A quincunx /ˈkwɪn.kʌŋks/ is a geometric pattern consisting of five points arranged in a cross, with four of them forming a square or rectangle and a fifth at its center. It forms the arrangement of five units in the pattern corresponding to the five-spot on six-sided dice, playing cards, and dominoes. It is represented in Unicode as U+2059 Five dot punctuation or (for the die pattern) U+2684 Die face-5.

The quincunx was originally a coin issued by the Roman Republic c. 211–200 BC, whose value was five twelfths (quinque and uncia) of an as, the Roman standard bronze coin. On the Roman quincunx coins, the value was sometimes indicated by a pattern of five dots or pellets. However, these dots were not always arranged in a quincunx pattern.
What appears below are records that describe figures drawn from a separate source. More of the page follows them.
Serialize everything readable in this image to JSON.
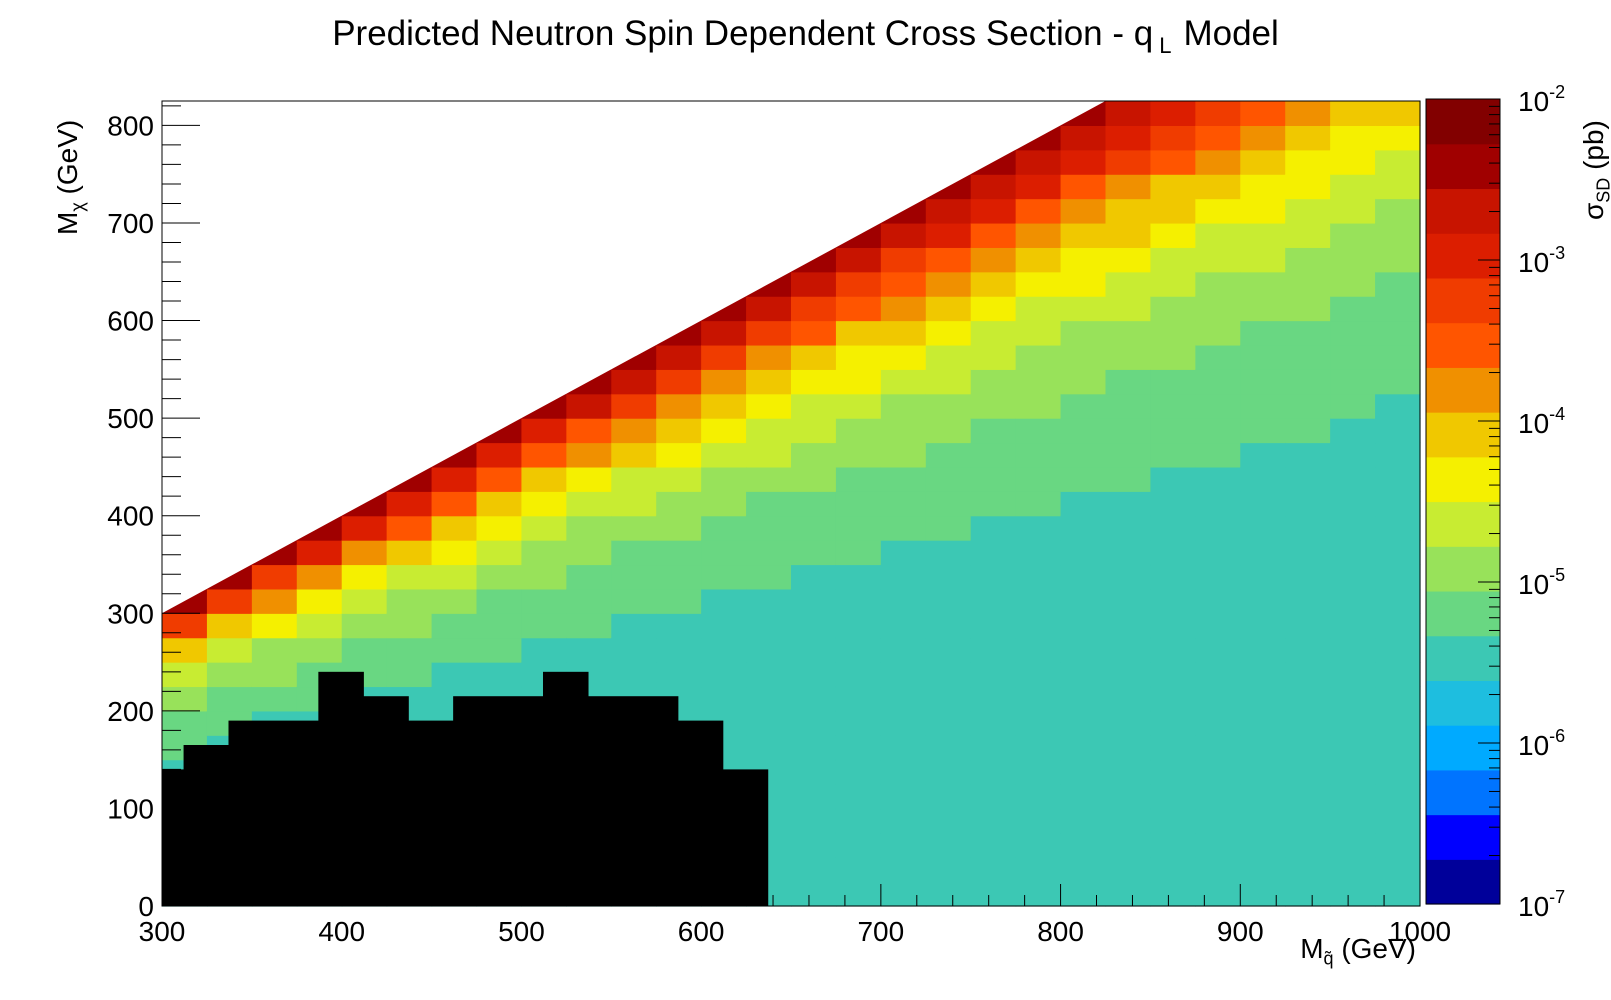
{
  "chart_data": {
    "type": "heatmap",
    "title_main": "Predicted Neutron Spin Dependent Cross Section - q",
    "title_sub": "L",
    "title_tail": "Model",
    "xlabel_main": "M",
    "xlabel_sub": "q̃",
    "xlabel_unit": "(GeV)",
    "ylabel_main": "M",
    "ylabel_sub": "χ",
    "ylabel_unit": "(GeV)",
    "zlabel_main": "σ",
    "zlabel_sub": "SD",
    "zlabel_unit": "(pb)",
    "xlim": [
      300,
      1000
    ],
    "ylim": [
      0,
      825
    ],
    "x_ticks": [
      "300",
      "400",
      "500",
      "600",
      "700",
      "800",
      "900",
      "1000"
    ],
    "y_ticks": [
      "0",
      "100",
      "200",
      "300",
      "400",
      "500",
      "600",
      "700",
      "800"
    ],
    "z_scale": "log",
    "zlim": [
      1e-07,
      0.01
    ],
    "z_ticks": [
      {
        "base": "10",
        "exp": "-7"
      },
      {
        "base": "10",
        "exp": "-6"
      },
      {
        "base": "10",
        "exp": "-5"
      },
      {
        "base": "10",
        "exp": "-4"
      },
      {
        "base": "10",
        "exp": "-3"
      },
      {
        "base": "10",
        "exp": "-2"
      }
    ],
    "boundary": "M_chi <= M_squark (white above)",
    "excluded_region_color": "#000000",
    "excluded_region_top": [
      {
        "x": [
          300,
          312
        ],
        "y": 140
      },
      {
        "x": [
          312,
          337
        ],
        "y": 165
      },
      {
        "x": [
          337,
          387
        ],
        "y": 190
      },
      {
        "x": [
          387,
          412
        ],
        "y": 240
      },
      {
        "x": [
          412,
          437
        ],
        "y": 215
      },
      {
        "x": [
          437,
          462
        ],
        "y": 190
      },
      {
        "x": [
          462,
          512
        ],
        "y": 215
      },
      {
        "x": [
          512,
          537
        ],
        "y": 240
      },
      {
        "x": [
          537,
          587
        ],
        "y": 215
      },
      {
        "x": [
          587,
          612
        ],
        "y": 190
      },
      {
        "x": [
          612,
          637
        ],
        "y": 140
      }
    ],
    "log10_sigma_model": "log10(sigma) depends on relative mass splitting d = (M_squark - M_chi) / M_squark; d<=0.02 -> ~-2.5, d~0.15 -> -4, d~0.4 -> -5.2, d>=0.8 -> ~-5.6",
    "colormap": [
      "#00009a",
      "#0000ff",
      "#0074ff",
      "#00aaff",
      "#1ebedf",
      "#3cc8b4",
      "#69d782",
      "#98e25a",
      "#c8ec32",
      "#f5f000",
      "#f0c800",
      "#f09000",
      "#ff5500",
      "#f03c00",
      "#dc1e00",
      "#c81400",
      "#a00000",
      "#820000"
    ]
  }
}
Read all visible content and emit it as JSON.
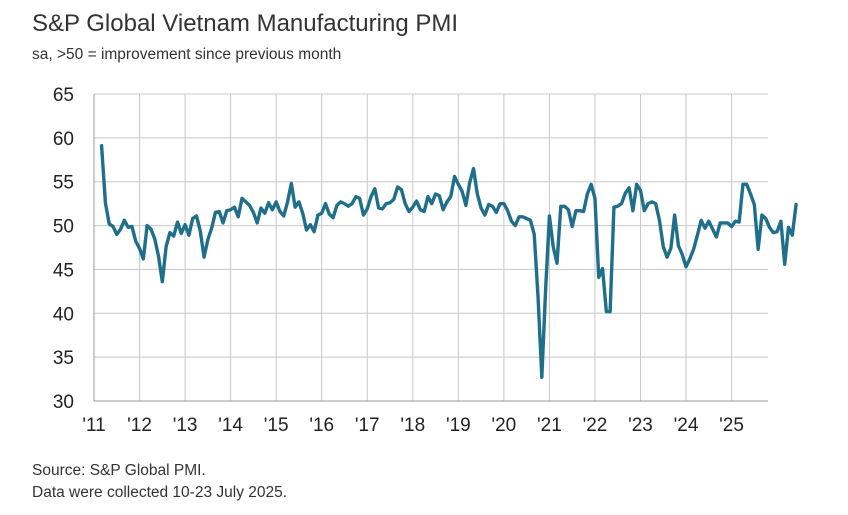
{
  "chart_data": {
    "type": "line",
    "title": "S&P Global Vietnam Manufacturing PMI",
    "subtitle": "sa, >50 = improvement since previous month",
    "ylim": [
      30,
      65
    ],
    "yticks": [
      30,
      35,
      40,
      45,
      50,
      55,
      60,
      65
    ],
    "xlim": [
      2011.0,
      2025.8
    ],
    "xticks": [
      {
        "x": 2011,
        "label": "'11"
      },
      {
        "x": 2012,
        "label": "'12"
      },
      {
        "x": 2013,
        "label": "'13"
      },
      {
        "x": 2014,
        "label": "'14"
      },
      {
        "x": 2015,
        "label": "'15"
      },
      {
        "x": 2016,
        "label": "'16"
      },
      {
        "x": 2017,
        "label": "'17"
      },
      {
        "x": 2018,
        "label": "'18"
      },
      {
        "x": 2019,
        "label": "'19"
      },
      {
        "x": 2020,
        "label": "'20"
      },
      {
        "x": 2021,
        "label": "'21"
      },
      {
        "x": 2022,
        "label": "'22"
      },
      {
        "x": 2023,
        "label": "'23"
      },
      {
        "x": 2024,
        "label": "'24"
      },
      {
        "x": 2025,
        "label": "'25"
      }
    ],
    "grid": true,
    "series": [
      {
        "name": "Vietnam Manufacturing PMI",
        "color": "#1f6f8b",
        "start": [
          2011,
          3
        ],
        "values": [
          59.1,
          52.6,
          50.2,
          49.9,
          49.0,
          49.6,
          50.6,
          49.8,
          49.9,
          48.2,
          47.4,
          46.2,
          50.0,
          49.6,
          48.5,
          46.5,
          43.6,
          47.6,
          49.2,
          48.8,
          50.4,
          49.1,
          50.1,
          48.9,
          50.8,
          51.1,
          49.4,
          46.4,
          48.4,
          49.7,
          51.5,
          51.6,
          50.3,
          51.7,
          51.8,
          52.1,
          51.0,
          53.1,
          52.7,
          52.3,
          51.5,
          50.3,
          52.0,
          51.4,
          52.6,
          51.8,
          52.7,
          51.6,
          51.1,
          52.7,
          54.8,
          52.1,
          52.7,
          51.4,
          49.5,
          50.1,
          49.3,
          51.2,
          51.4,
          52.5,
          51.3,
          50.9,
          52.3,
          52.7,
          52.5,
          52.2,
          52.5,
          53.3,
          53.1,
          51.2,
          51.9,
          53.3,
          54.2,
          52.0,
          51.9,
          52.5,
          52.6,
          53.0,
          54.4,
          54.1,
          52.5,
          51.6,
          52.1,
          52.8,
          51.8,
          51.6,
          53.3,
          52.5,
          53.6,
          53.4,
          51.8,
          52.7,
          53.3,
          55.6,
          54.7,
          53.9,
          52.3,
          54.9,
          56.5,
          53.6,
          52.0,
          51.2,
          52.4,
          52.2,
          51.5,
          52.5,
          52.5,
          51.7,
          50.5,
          50.0,
          51.0,
          51.0,
          50.8,
          50.6,
          49.0,
          41.9,
          32.7,
          42.7,
          51.1,
          47.6,
          45.7,
          52.2,
          52.2,
          51.8,
          49.9,
          51.7,
          51.7,
          51.6,
          53.6,
          54.7,
          53.1,
          44.1,
          45.1,
          40.2,
          40.2,
          52.1,
          52.2,
          52.5,
          53.7,
          54.3,
          51.7,
          54.7,
          54.0,
          51.7,
          52.5,
          52.7,
          52.5,
          50.6,
          47.6,
          46.4,
          47.4,
          51.2,
          47.7,
          46.7,
          45.3,
          46.2,
          47.3,
          48.9,
          50.6,
          49.7,
          50.5,
          49.6,
          48.7,
          50.3,
          50.3,
          50.3,
          49.9,
          50.5,
          50.4,
          54.7,
          54.7,
          53.6,
          52.4,
          47.3,
          51.2,
          50.8,
          49.8,
          49.2,
          49.3,
          50.5,
          45.6,
          49.8,
          48.9,
          52.4
        ]
      }
    ],
    "footer": {
      "source": "Source: S&P Global PMI.",
      "note": "Data were collected 10-23 July 2025."
    }
  }
}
The Oxford English Dictionary (OED) dates the first appearances of the Latin word in English as 1545 and 1574 (“in the sense ‘five-twelfths of a pound or as’”). The first citation for “A pattern used for planting trees” dates from 1606. The OED also cites a 1647 reference to the German astronomer Kepler to the astronomical/astrological meaning. Jackson (1821) states that the word refers to the pattern of trees in an orchard, but then uses it more abstractly for a version of the orchard-planting problem involving patterns of points and lines in the plane (for which the quincunx pattern provides the optimal solution for five points).